Experiência marcante no Congo
O Congo me serviu como uma enorme experiência porque, para quem não conhece a África, eu indicaria que fosse pelo menos uma vez na vida, para dar valor ao pouco que a gente tem. Aqui no Brasil ainda tem muita coisa a melhorar, isso a gente não tem dúvida, mas existe muita coisa pior, e a África me surpreendeu. São coisas que eu vi ali que eu vou levar para o resto da minha vida. Então, a partir do momento que eu voltei de lá, isso falando pessoalmente, eu voltei dando muito mais valor para a vida, para as coisas que eu tenho aqui, e na questão do clube, o Mazembe, é estruturado, onde 80% do clube são jogadores de seleções africanas. É um clube que dá toda a estrutura para o jogador trabalhar, tanto que chega às finais da Copa da África, dos mundiais... Eles estão sempre presentes.
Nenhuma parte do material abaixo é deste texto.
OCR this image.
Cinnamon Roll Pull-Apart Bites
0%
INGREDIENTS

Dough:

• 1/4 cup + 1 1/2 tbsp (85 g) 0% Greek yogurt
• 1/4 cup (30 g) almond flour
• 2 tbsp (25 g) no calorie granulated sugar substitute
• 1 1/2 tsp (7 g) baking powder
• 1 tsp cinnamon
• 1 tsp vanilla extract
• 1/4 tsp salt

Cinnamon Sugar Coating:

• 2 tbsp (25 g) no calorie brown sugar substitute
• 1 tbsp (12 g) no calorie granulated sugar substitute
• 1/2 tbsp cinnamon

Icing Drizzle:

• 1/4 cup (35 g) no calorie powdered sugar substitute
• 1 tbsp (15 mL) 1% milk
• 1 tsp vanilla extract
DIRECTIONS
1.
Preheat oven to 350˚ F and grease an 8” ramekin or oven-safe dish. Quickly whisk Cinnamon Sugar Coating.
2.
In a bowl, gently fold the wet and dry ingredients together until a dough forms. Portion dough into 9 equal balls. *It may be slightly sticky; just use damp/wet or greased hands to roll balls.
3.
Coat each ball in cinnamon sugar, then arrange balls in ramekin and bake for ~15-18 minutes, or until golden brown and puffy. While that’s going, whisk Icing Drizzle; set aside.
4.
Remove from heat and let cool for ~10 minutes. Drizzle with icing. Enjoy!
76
O que o chocou tanto no Congo?
Em termos de alimentação, de como o povo vive, eles vivem com o mínimo... Eu conversava bastante com os amigos do hotel em que eu ficava, eles viviam com um saco de maisena - que eles chamavam de mumu - e com uma latinha de sardinha. Eles ganhavam 60 dólares para passar o mês todo, era bem complicado, o país lá não tem taxa de imposto, então para ir à escola tinha que ter dinheiro, para ir ao hospital tinha que ter dinheiro, então quem não tinha dinheiro para ir ao hospital morria ali mesmo, é uma coisa que me marcou muito. Outra coisa que marcou: eu estava conversando com um taxista que estava me levando para o treino, e ele falou com uma naturalidade: ‘ah, eu tenho oito filhos e quatro já morreram’. Falou como uma coisa tão normal, pelo fato do pouco que eles têm, de perder uma vida, e não sente tanto como a gente sente aqui.
A evolução do futebol gaúcho
Hoje, na minha concepção, o Gaúcho só fica atrás do futebol paulista. Aqui tem grandes equipes com qualidades, equipes de série A, B e C do Brasileiro, e hoje mudou muito. Antigamente falavam que futebol gaúcho era só porrada, campos ruins, e eu vejo que o futebol gaúcho melhorou muito não só dentro de campo como fora também. Os clubes se reestruturaram, os campos melhoraram, e futebol de qualidade tem bastante aqui, então eu creio que o futebol gaúcho, depois do paulista, é o segundo, brigando com o mineiro.